Rain a drop in the bucket for drought

Reservoirs buoyed slightly, but rainfall far shy of average

Much more is needed

Weather concerns turn to flood watches and potential freeze

March 21, 2002|By Frank D. Roylance | Frank D. Roylance,SUN STAFF

Spring arrived in Central Maryland yesterday bearing a half-inch to an inch of desperately needed rain.

Windshield wipers slapped, gutters gurgled and hundreds of millions of gallons of water washed into reservoirs, wells and springs parched by six months of drought.

"Give us more! Give us more!" said Kurt Kocher, a Baltimore public works spokesman. "The drought is still far from over."

The National Weather Service drove home the point, saying that all the rain this month has trimmed barely a third of an inch from the city's rainfall deficit. The Baltimore area remains 12.55 inches short of the precipitation it normally receives by this time of year.

What's needed, Kocher said, is "several months with this weather pattern staying with us, where we get a few days each week of good, steady, soaking rain."

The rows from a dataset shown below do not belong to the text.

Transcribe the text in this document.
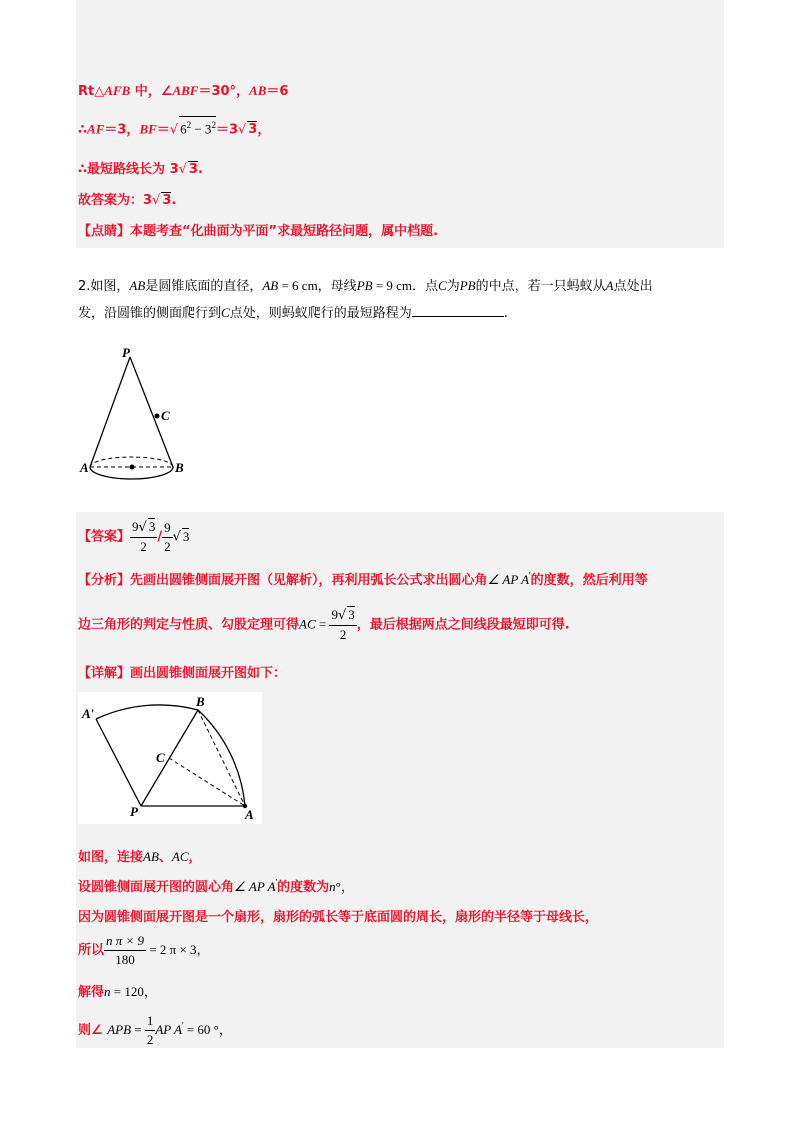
Rt△AFB 中，∠ABF＝30°，AB＝6
∴AF＝3，BF＝√ $6^2 - 3^2=3√$ 3，
∴最短路线长为 3√ 3.
故答案为：3√ 3.
【点睛】本题考查“化曲面为平面”求最短路径问题，属中档题.
2.如图，AB是圆锥底面的直径，AB = 6 cm，母线PB = 9 cm．点C为PB的中点，若一只蚂蚁从A点处出
发，沿圆锥的侧面爬行到C点处，则蚂蚁爬行的最短路程为	.
P
C
A	B
【答案】 $\frac{9√ 3}{2} / \frac{9}{2}$ √ 3
【分析】先画出圆锥侧面展开图（见解析），再利用弧长公式求出圆心角∠ AP A'的度数，然后利用等
边三角形的判定与性质、勾股定理可得AC = $\frac{9√ 3}{2}$ ，最后根据两点之间线段最短即可得.
【详解】画出圆锥侧面展开图如下：
A′
B
C
P	A
如图，连接AB、AC，
设圆锥侧面展开图的圆心角∠ AP A'的度数为n°，
因为圆锥侧面展开图是一个扇形，扇形的弧长等于底面圆的周长，扇形的半径等于母线长，
所以 $\frac{\text{n π × 9}}{180} = 2$ π × 3，
解得n = 120，
则∠ APB = $\frac{1}{2}$ AP A' = 60 °，
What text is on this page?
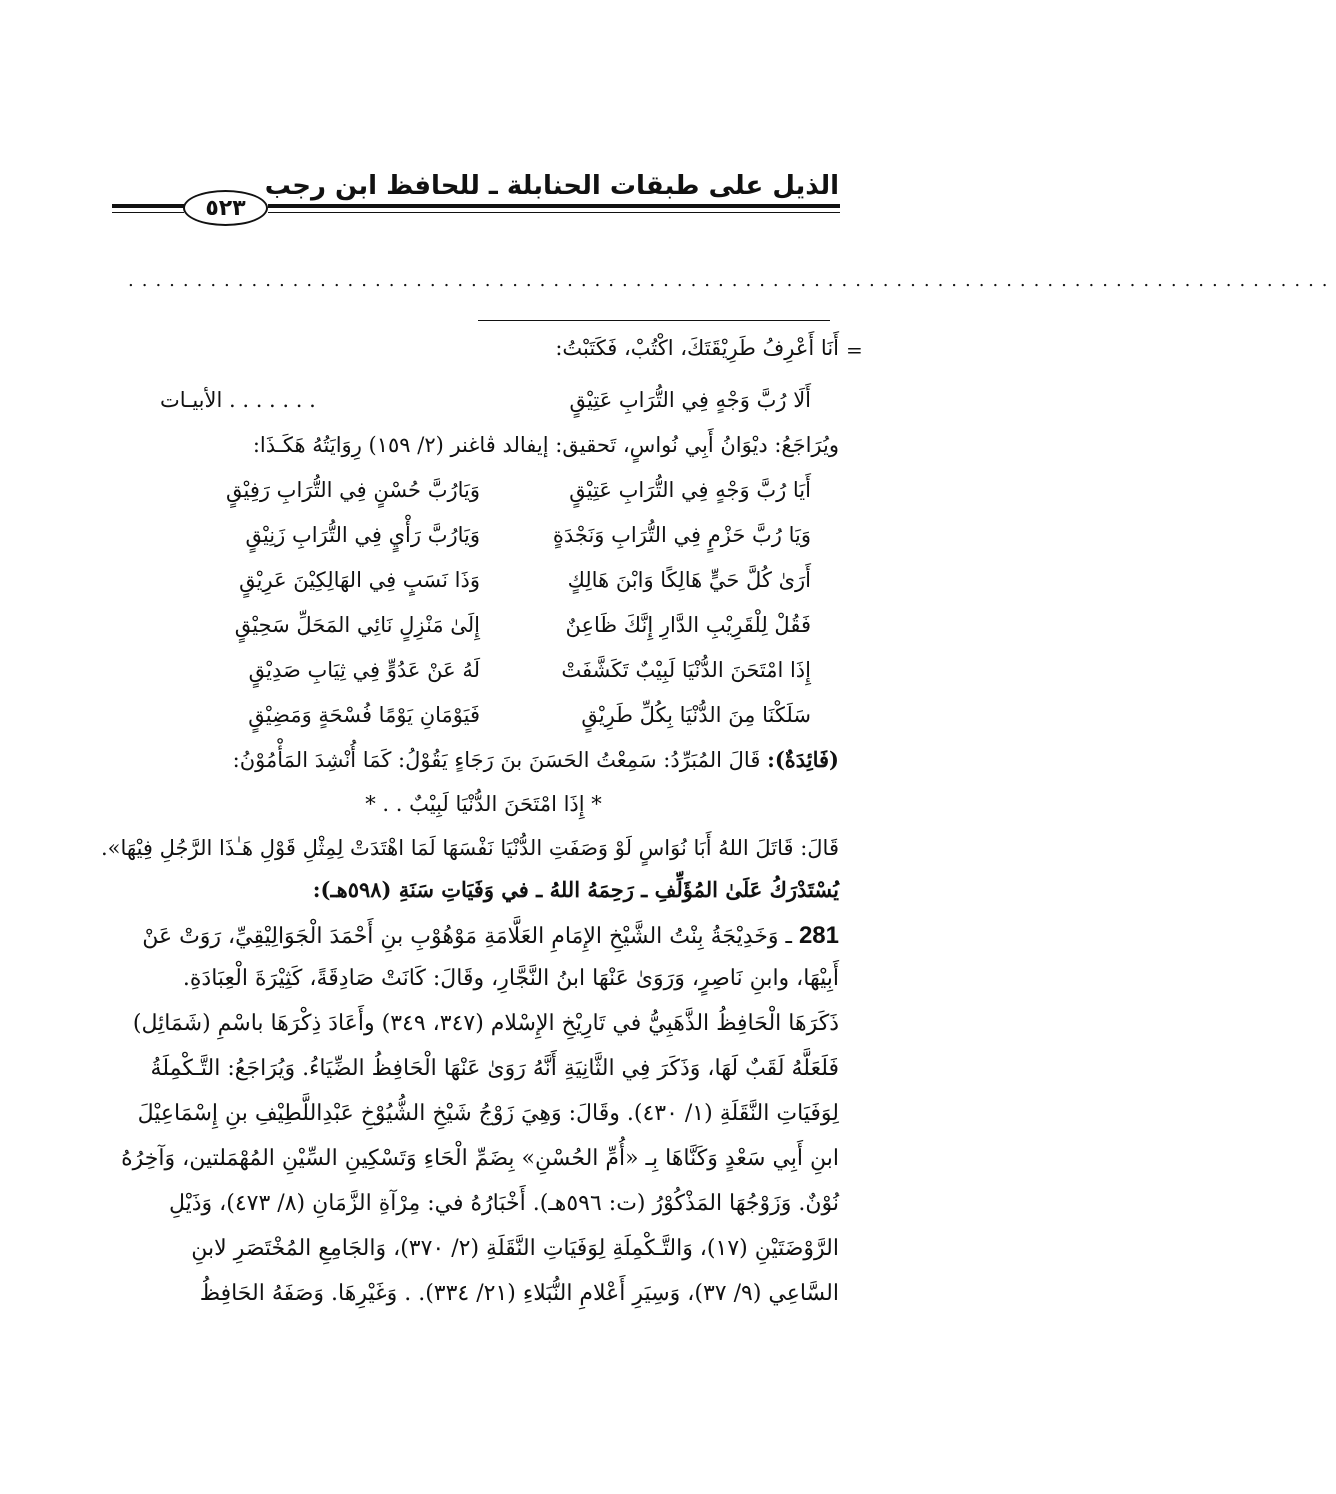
الذيل على طبقات الحنابلة ـ للحافظ ابن رجب
٥٢٣
........................................................................................
=
أَنَا أَعْرِفُ طَرِيْقَتَكَ، اكْتُبْ، فَكَتَبْتُ:
أَلَا رُبَّ وَجْهٍ فِي التُّرَابِ عَتِيْقٍ
. . . . . . . الأبيـات
ويُرَاجَعُ: ديْوَانُ أَبِي نُواسٍ، تَحقيق: إيفالد ڤاغنر (٢/ ١٥٩) رِوَايَتُهُ هَكَـذَا:
أَيَا رُبَّ وَجْهٍ فِي التُّرَابِ عَتِيْقٍ
وَيَارُبَّ حُسْنٍ فِي التُّرَابِ رَفِيْقٍ
وَيَا رُبَّ حَزْمٍ فِي التُّرَابِ وَنَجْدَةٍ
وَيَارُبَّ رَأْيٍ فِي التُّرَابِ زَنِيْقٍ
أَرَىٰ كُلَّ حَيٍّ هَالِكًا وَابْنَ هَالِكٍ
وَذَا نَسَبٍ فِي الهَالِكِيْنَ عَرِيْقٍ
فَقُلْ لِلْقَرِيْبِ الدَّارِ إِنَّكَ ظَاعِنٌ
إِلَىٰ مَنْزِلٍ نَائِي المَحَلِّ سَحِيْقٍ
إِذَا امْتَحَنَ الدُّنْيَا لَبِيْبٌ تَكَشَّفَتْ
لَهُ عَنْ عَدُوٍّ فِي ثِيَابِ صَدِيْقٍ
سَلَكْنَا مِنَ الدُّنْيَا بِكُلِّ طَرِيْقٍ
فَيَوْمَانِ يَوْمًا فُسْحَةٍ وَمَضِيْقٍ
(فَائِدَةٌ): قَالَ المُبَرِّدُ: سَمِعْتُ الحَسَنَ بنَ رَجَاءٍ يَقُوْلُ: كَمَا أُنْشِدَ المَأْمُوْنُ:
* إِذَا امْتَحَنَ الدُّنْيَا لَبِيْبٌ . . *
قَالَ: قَاتَلَ اللهُ أَبَا نُوَاسٍ لَوْ وَصَفَتِ الدُّنْيَا نَفْسَهَا لَمَا اهْتَدَتْ لِمِثْلِ قَوْلِ هَـٰذَا الرَّجُلِ فِيْهَا».
يُسْتَدْرَكُ عَلَىٰ المُؤَلِّفِ ـ رَحِمَهُ اللهُ ـ في وَفَيَاتِ سَنَةِ (٥٩٨هـ):
281 ـ وَخَدِيْجَةُ بِنْتُ الشَّيْخِ الإِمَامِ العَلَّامَةِ مَوْهُوْبِ بنِ أَحْمَدَ الْجَوَالِيْقِيِّ، رَوَتْ عَنْ
أَبِيْهَا، وابنِ نَاصِرٍ، وَرَوَىٰ عَنْهَا ابنُ النَّجَّارِ، وقَالَ: كَانَتْ صَادِقَةً، كَثِيْرَةَ الْعِبَادَةِ.
ذَكَرَهَا الْحَافِظُ الذَّهَبِيُّ في تَارِيْخِ الإِسْلام (٣٤٧، ٣٤٩) وأَعَادَ ذِكْرَهَا باسْمِ (شَمَائِل)
فَلَعَلَّهُ لَقَبٌ لَهَا، وَذَكَرَ فِي الثَّانِيَةِ أَنَّهُ رَوَىٰ عَنْهَا الْحَافِظُ الضِّيَاءُ. وَيُرَاجَعُ: التَّـكْمِلَةُ
لِوَفَيَاتِ النَّقَلَةِ (١/ ٤٣٠). وقَالَ: وَهِيَ زَوْجُ شَيْخِ الشُّيُوْخِ عَبْدِاللَّطِيْفِ بنِ إِسْمَاعِيْلَ
ابنِ أَبِي سَعْدٍ وَكَنَّاهَا بِـ «أُمِّ الحُسْنِ» بِضَمِّ الْحَاءِ وَتَسْكِينِ السِّيْنِ المُهْمَلتين، وَآخِرُهُ
نُوْنٌ. وَزَوْجُهَا المَذْكُوْرُ (ت: ٥٩٦هـ). أَخْبَارُهُ في: مِرْآةِ الزَّمَانِ (٨/ ٤٧٣)، وَذَيْلِ
الرَّوْضَتَيْنِ (١٧)، وَالتَّـكْمِلَةِ لِوَفَيَاتِ النَّقَلَةِ (٢/ ٣٧٠)، وَالجَامِعِ المُخْتَصَرِ لابنِ
السَّاعِي (٩/ ٣٧)، وَسِيَرِ أَعْلامِ النُّبَلاءِ (٢١/ ٣٣٤). . وَغَيْرِهَا. وَصَفَهُ الحَافِظُ
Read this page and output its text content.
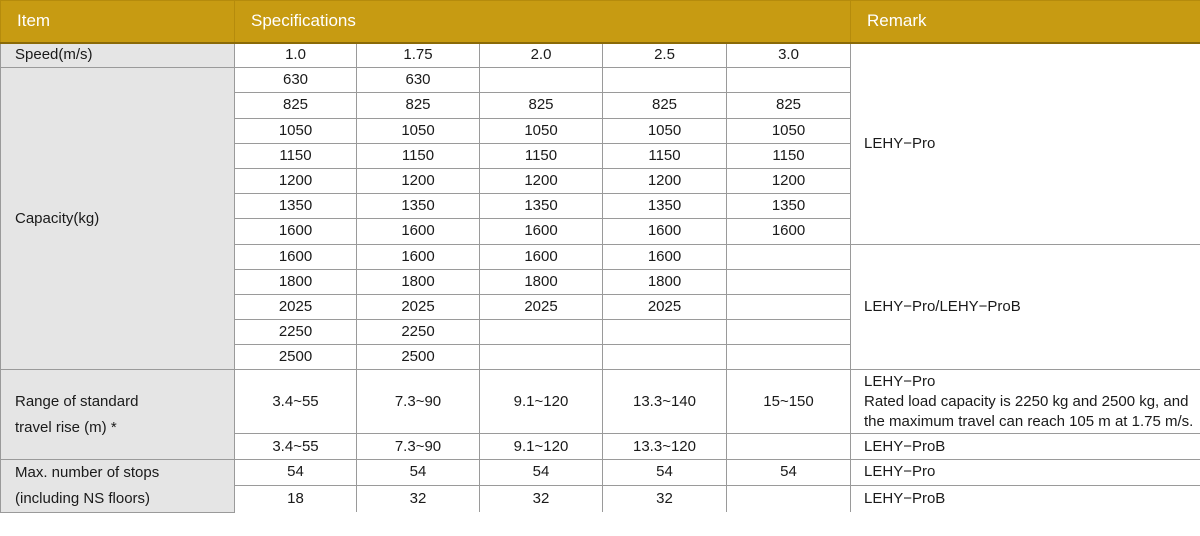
Item	Specifications					Remark
Speed(m/s)	1.0	1.75	2.0	2.5	3.0	LEHY−Pro
Capacity(kg)	630	630				
	825	825	825	825	825	
	1050	1050	1050	1050	1050	
	1150	1150	1150	1150	1150	
	1200	1200	1200	1200	1200	
	1350	1350	1350	1350	1350	
	1600	1600	1600	1600	1600	
	1600	1600	1600	1600		LEHY−Pro/LEHY−ProB
	1800	1800	1800	1800		
	2025	2025	2025	2025		
	2250	2250				
	2500	2500				

Range of standard
travel rise (m) *	3.4~55	7.3~90	9.1~120	13.3~140	15~150	LEHY−Pro
Rated load capacity is 2250 kg and 2500 kg, and
the maximum travel can reach 105 m at 1.75 m/s.

	3.4~55	7.3~90	9.1~120	13.3~120		LEHY−ProB

Max. number of stops
(including NS floors)	54	54	54	54	54	LEHY−Pro
	18	32	32	32		LEHY−ProB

Even so, two of the city's three reservoirs have edged upward in recent days thanks to the rain, coupled with voluntary conservation efforts and an increase in the amount of water being drawn from the Susquehanna River.

The rain, mostly gentle in Maryland, spread relief to other parts of the drought-stricken East Coast, too. But it has caused deadly flooding in parts of the Appalachians and the South. At least seven lives have been lost in Tennessee, and hundreds of homes have been damaged or destroyed from Arkansas to West Virginia.

In Maryland, flood watches were posted yesterday for Garrett and Allegany counties, where forecasters warned of up to 2 inches of rain. But in most parts of the state, the rain spelled only relief.

The precipitation brought the month's accumulation to 2.92 inches at Baltimore-Washington International Airport. That makes this the wettest month at BWI since August 2001.

But it will take another inch of rain in the next 10 days for March to end with a surplus. The weather service was predicting mostly sunny weather through the weekend.

Today is expected to be windy, with gusts of up to 40 mph predicted. After that, the most immediate weather worry will be a hard freeze tomorrow night, with clear skies and lows of 20 to 25 degrees by Saturday morning.

"The fruit growers, particularly people with peach trees, have reason to be concerned," said Tony Evans, a spokesman for the state Department of Agriculture.

Mild weather has coaxed many peach trees into early bloom, Evans said, and three hours or more below 28 degrees could damage them and reduce the groves' yield. He added that greenhouse operators should take precautions with nursery stock.

In tiny Mount Savage in Allegany County, the rain filled streams and revived the town's springs.

Volunteer firefighters -- who have hauled water from nearby Corriganville every weekend since October to keep a cistern full after the town's wells and springs failed -- were called out yesterday to pump out two flooded basements.

"I just love it," said Danny Williams, president of the town's water company. "If it keeps this up for another day or so, it's not going to cure the problem, but it will be a hell of a lot of water we will not have to haul on Saturday."

The town's drought-pinched wells had not shown much improvement, he said. They're deeper than the springs and will take longer to respond to the rain.

Twelve miles away in Cumberland, 2 inches of rain during the past five days added 130 million gallons to the city's reservoirs. That's an additional two weeks' water supply for 50,000 customers who had been told they would run out of water in June unless the weather changed.

Koon Lake -- one of two reservoirs that serve Cumberland -- has risen more than two feet since last week, but it is still almost 27 feet below capacity. "We still have a long way to go," said Nancy Hausrath, a city engineer, "but the rain certainly has helped."

Baltimore's Loch Raven Reservoir has risen from 70 percent of capacity on March 1 to 74 percent yesterday, Kocher said.

That's due partly to the rain. But it's also a consequence of conservation efforts, which have cut consumption 6 percent to 7 percent compared with this time last year, and increased withdrawals from the Susquehanna River.

The city increased pumping last week from the Susquehanna by 40 percent, to 140 million gallons a day, to spare the dwindling water in its reservoirs.

Prettyboy Reservoir stood at 33 percent of capacity yesterday morning, up from 25 percent March 1. Liberty Reservoir had not responded to the rains and stood yesterday at 60 percent of capacity.

The Associated Press contributed to this article.